38
Dia Merenggut Jiwaku
Sepanjang hari, usai kabar duka itu, duniaku runtuh. Dunia yang baru saja kubangun dari fondasi kerapuhan, kini kembali diterpa gempa berkekuatan jutaan skala richter! Hancur berkeping-keping, lalu terbang seperti debu tertiup angin. Aku tak lagi sanggup untuk bangun dan kembali menata hidup. Aku tak lagi mampu untuk sekadar meneruskan mimpi. Atau untuk bangun dan melihat kenyataan. Untuk menerima bahwa tongkat penuntun hidupku sudah tiada. Jiwaku menjadi limbung, dan darahku mulai mendidih. Aku seperti terbakar api dan terkepung oleh kepulan asap hitam yang entah datangnya dari mana. Dadaku mulai sesak. Dan, yang tak kusangka, aku mulai meragukan Tuhan.
Aku merasa, selama ini, sejak aku dikenalkan konsep tentang Tuhan, sejak itu pula aku selalu mengagumi dan menyembah-Nya. Menyerahkan seluruh hidupku untuk Dia.
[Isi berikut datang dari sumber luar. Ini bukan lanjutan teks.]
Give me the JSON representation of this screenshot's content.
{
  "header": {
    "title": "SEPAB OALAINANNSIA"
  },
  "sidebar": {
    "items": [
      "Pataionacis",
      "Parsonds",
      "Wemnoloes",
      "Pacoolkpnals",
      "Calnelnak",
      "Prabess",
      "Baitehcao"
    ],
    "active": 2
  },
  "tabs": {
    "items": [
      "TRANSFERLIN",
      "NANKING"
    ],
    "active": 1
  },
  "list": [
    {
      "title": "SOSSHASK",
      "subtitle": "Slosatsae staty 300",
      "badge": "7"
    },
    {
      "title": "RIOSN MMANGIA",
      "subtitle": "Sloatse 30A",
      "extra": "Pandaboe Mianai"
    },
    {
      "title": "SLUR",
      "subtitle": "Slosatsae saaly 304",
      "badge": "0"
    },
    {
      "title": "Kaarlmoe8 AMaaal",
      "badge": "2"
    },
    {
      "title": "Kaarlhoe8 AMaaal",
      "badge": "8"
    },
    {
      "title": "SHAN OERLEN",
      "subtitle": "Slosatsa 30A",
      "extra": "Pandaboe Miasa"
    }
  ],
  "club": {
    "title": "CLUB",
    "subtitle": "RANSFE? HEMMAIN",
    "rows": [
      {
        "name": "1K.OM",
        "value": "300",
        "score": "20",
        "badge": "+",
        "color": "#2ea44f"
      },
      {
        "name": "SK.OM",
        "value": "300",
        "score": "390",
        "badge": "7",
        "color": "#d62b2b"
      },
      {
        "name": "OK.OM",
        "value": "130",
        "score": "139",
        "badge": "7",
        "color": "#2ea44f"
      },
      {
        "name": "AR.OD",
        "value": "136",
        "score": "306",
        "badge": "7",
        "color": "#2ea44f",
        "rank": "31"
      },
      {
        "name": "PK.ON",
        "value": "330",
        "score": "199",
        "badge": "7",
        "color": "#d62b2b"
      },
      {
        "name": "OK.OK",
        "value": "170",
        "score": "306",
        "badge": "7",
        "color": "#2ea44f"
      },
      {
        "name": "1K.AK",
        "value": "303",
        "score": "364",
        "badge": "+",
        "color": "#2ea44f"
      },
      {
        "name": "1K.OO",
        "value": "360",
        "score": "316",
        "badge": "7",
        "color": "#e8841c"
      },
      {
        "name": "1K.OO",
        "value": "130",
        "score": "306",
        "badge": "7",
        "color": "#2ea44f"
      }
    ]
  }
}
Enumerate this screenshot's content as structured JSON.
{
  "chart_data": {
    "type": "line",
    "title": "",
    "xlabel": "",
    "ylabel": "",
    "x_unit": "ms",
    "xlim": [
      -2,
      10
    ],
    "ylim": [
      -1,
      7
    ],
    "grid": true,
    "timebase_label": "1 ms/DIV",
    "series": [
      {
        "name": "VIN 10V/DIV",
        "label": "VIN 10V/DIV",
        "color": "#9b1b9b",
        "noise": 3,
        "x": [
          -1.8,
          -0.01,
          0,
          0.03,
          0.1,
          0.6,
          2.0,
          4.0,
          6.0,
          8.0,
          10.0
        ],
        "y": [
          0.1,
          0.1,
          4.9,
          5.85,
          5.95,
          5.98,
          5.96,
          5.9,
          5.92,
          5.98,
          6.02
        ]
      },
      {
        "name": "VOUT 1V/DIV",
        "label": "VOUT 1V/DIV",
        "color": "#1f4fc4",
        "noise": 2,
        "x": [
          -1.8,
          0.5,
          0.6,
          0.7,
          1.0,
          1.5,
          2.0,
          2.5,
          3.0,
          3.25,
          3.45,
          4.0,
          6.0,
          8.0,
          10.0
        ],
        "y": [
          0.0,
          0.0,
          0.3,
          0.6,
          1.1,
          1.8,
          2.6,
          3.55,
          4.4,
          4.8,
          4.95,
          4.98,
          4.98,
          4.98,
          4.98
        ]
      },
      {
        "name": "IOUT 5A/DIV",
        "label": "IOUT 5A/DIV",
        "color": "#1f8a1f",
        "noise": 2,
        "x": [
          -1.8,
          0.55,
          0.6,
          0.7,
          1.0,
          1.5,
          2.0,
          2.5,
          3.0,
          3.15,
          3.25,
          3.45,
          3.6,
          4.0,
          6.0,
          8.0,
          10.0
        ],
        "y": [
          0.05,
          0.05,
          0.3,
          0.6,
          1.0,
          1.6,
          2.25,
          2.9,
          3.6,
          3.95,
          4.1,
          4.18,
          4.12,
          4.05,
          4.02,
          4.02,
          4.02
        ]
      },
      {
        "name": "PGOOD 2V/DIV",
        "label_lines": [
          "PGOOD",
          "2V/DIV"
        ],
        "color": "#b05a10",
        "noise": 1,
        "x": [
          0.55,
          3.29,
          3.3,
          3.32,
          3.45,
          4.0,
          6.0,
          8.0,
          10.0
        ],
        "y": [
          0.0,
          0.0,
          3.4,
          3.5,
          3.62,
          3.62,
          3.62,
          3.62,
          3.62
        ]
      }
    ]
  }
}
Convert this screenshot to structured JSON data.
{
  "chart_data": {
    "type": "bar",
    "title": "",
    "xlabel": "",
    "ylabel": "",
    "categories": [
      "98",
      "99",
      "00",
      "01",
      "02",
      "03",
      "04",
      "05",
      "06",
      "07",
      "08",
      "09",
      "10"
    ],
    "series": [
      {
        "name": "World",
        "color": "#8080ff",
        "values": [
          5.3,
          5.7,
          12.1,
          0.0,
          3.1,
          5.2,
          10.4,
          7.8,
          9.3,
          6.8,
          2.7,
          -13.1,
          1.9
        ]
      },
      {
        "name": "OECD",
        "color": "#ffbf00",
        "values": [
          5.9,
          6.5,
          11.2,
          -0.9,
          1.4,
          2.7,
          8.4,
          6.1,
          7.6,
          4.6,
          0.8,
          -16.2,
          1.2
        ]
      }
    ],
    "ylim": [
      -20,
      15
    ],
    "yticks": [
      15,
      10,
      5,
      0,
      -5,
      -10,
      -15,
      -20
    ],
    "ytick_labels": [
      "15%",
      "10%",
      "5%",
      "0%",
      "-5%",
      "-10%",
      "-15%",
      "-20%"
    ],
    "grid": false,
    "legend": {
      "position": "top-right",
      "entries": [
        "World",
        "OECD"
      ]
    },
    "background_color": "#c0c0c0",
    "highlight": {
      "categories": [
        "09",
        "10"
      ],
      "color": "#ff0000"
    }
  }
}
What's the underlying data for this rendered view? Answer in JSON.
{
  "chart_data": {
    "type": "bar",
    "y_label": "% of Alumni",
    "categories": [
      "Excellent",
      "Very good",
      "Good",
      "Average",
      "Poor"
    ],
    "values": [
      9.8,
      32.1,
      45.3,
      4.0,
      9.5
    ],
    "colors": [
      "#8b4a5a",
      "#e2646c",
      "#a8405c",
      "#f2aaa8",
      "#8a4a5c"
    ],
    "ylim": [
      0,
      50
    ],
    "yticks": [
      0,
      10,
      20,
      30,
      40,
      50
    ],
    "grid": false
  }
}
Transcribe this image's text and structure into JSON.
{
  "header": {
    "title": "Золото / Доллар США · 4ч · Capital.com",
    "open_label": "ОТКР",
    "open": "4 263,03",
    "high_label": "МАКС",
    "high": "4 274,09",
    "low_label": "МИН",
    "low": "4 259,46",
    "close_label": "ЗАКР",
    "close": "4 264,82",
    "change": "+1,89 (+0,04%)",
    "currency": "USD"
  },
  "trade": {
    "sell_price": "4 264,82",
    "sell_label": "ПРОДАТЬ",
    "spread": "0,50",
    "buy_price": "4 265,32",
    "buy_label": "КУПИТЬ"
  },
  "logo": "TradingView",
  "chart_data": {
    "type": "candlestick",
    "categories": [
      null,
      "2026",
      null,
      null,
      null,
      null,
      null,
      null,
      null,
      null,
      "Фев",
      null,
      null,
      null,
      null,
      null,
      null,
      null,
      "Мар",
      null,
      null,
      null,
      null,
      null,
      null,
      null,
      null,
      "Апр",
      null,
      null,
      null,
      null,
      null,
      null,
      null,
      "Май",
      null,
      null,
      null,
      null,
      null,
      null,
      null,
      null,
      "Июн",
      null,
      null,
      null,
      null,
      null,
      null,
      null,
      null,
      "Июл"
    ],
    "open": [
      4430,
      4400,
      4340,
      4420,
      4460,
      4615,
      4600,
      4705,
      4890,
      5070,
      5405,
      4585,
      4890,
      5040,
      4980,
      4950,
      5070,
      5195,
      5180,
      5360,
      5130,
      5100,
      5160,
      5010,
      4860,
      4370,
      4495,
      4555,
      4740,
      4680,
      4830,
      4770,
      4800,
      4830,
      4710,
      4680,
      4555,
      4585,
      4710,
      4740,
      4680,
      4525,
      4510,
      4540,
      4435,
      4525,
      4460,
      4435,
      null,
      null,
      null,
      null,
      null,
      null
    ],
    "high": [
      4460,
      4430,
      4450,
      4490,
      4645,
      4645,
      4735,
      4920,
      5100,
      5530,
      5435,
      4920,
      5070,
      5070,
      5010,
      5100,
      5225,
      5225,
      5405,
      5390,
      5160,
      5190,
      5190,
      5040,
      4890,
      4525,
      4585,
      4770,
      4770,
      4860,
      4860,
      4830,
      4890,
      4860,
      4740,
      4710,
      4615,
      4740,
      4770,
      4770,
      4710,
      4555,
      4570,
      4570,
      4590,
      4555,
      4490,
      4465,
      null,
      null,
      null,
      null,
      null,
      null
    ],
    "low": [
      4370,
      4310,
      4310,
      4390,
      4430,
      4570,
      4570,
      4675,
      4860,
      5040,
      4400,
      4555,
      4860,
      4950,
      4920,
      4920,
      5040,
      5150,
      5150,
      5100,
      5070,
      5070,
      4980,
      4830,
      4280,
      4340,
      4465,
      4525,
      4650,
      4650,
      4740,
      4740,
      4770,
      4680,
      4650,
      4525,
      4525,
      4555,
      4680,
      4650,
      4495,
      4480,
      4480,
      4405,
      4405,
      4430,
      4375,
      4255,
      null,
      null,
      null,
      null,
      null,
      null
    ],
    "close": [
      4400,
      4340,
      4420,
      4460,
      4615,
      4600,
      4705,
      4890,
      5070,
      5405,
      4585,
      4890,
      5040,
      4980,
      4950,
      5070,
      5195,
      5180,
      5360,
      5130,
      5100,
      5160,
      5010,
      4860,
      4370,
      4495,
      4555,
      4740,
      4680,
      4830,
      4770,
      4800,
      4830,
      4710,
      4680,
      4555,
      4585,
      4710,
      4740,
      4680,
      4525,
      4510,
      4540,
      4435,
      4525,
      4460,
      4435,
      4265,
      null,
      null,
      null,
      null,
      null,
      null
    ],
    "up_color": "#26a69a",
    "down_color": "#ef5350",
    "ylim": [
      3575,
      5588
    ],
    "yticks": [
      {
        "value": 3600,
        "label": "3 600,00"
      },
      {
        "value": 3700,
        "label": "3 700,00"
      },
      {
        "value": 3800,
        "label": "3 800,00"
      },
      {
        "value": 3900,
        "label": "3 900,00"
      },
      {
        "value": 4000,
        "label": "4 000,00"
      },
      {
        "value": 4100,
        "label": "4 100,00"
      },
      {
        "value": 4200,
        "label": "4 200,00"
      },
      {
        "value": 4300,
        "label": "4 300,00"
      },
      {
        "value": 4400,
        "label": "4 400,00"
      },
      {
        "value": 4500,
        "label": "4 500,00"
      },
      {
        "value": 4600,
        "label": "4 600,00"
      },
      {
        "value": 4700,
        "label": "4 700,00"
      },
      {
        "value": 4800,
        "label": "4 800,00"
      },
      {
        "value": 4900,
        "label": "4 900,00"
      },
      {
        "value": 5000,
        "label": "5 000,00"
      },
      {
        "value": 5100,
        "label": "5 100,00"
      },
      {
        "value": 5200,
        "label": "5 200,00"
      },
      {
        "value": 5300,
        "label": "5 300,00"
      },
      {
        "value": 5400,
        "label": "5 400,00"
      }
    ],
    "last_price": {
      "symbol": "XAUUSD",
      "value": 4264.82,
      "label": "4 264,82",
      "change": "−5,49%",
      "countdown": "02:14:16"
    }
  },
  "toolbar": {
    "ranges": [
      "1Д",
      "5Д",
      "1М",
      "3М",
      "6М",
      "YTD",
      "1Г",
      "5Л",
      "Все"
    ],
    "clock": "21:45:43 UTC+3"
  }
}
Bukan lagi soal salat, membaca Qur’an, mengerjakan sederet ibadah wajib maupun sunnah, tetapi seluruh hidupku sudah kuhadiahkan untuk Tuhan. Dari bangun tidur hingga tidur lagi, seluruh isi napasku hanya tentang Dia. Dan karenanya, aku takut mengecewakan Dia. Takut membuatnya kecewa. Aku takut membuat-Nya marah. Tetapi hari ini, Dia telah membuatku kecewa. Dia bahkan sama sekali tidak memperhatikan perasaanku. Dia mengambil ibuku. Mengambil tongkat penuntun hidupku tepat pada saat aku sedang benar-benar menginginkannya. Tepat pada saat aku benar-benar membutuhkannya. Dia telah merenggut jiwaku.